Neighborhood Analyses
Out of curiosity, I choose Diffusion Improves Graph Learning as my reference paper, which has only been cited by 23 other NeurIPS papers. Since this focuses on graph neural nets and diffusion, I expect it to be somewhat far from the attention paper. Nevertheless, upon analysis it falls within the same large area. After a query, I find the large dot next to it (also highlighed in cyan) is Inductive Representation Learning on Large Graphs, suggesting that that neighborhood represents work in GNNs. What about clusters apart from the main cluster?
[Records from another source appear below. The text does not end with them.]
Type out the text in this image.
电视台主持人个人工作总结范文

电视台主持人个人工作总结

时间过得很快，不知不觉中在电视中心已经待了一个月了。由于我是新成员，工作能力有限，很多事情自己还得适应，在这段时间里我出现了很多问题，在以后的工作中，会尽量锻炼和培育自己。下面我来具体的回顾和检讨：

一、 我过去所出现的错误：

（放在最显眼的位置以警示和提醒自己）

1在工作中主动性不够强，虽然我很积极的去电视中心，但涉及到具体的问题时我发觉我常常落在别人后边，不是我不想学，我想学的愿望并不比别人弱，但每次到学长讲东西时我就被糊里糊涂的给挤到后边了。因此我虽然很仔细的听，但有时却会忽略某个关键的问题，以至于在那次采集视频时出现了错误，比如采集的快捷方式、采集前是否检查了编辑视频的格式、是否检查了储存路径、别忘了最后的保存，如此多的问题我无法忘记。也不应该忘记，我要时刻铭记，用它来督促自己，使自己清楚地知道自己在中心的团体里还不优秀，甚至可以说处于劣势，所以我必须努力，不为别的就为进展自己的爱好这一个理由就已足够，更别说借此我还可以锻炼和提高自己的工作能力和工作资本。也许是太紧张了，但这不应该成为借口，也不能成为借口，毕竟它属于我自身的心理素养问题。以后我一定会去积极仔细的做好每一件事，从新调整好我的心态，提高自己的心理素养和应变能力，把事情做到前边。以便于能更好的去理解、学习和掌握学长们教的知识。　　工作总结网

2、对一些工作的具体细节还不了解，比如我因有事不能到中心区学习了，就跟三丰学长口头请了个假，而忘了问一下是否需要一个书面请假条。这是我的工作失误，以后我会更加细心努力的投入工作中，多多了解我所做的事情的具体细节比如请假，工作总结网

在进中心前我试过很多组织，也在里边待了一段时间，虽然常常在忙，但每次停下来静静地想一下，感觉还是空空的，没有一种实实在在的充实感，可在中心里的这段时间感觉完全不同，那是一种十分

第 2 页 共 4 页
The paper highlighted at far right is Random Features for Large-Scale Kernel Machines (2007). The cluster around it has few recent papers, as shown in the cyan visualization, which makes sense since deep learning has mostly displaced kernel methods in current work. The one below, more embedded in recent papers, is Neural Tangent Kernel: Convergence and Generalization in Neural Networks (2018), which links kernel methods with neural networks. Since this work focuses both on deep learning and kernel methods, it makes sense that it’s surrounded by newer papers and about equidistant between the large deep learning cluster and the kernel cluster. What about outlying papers at the top of the map?
In brown I highlight the classic Sutton paper: Policy Gradient Methods for Reinforcement Learning with Function Approximation (1999). Even further out, and cited 161 times, is Improved Algorithms for Linear Stochastic Bandits (2011). This seems to suggest that the northern arm on this map is a cluster of reinforcement learning papers, especially classic RL results not paired with deep learning.
Recap
Here’s what we’ve found so far:
NeurIPS papers are densely connected by co-citations (98% are in the largest connected component, and network diameter is 18).
While most papers only cite or are cited by few NeurIPS papers, a few heavy-hitters have hundreds or thousands of citations at the conference.
A ForceAtlas 2 layout of the graph exposes clusters which, upon inspection, correlate closely with specific areas of study. These clusters tend not to correlate with publication year.
To my knowledge, this is the first exploration of the citation graph structure of an academic conference. I wonder if the underlying structure could be used to better explore existing literature: arXiv is notoriously colossal, and I don’t know anyone who actively uses Connected Papers. I hope this data, in the hands of the right person, will improve the discoverability of vast amounts of scientific insight.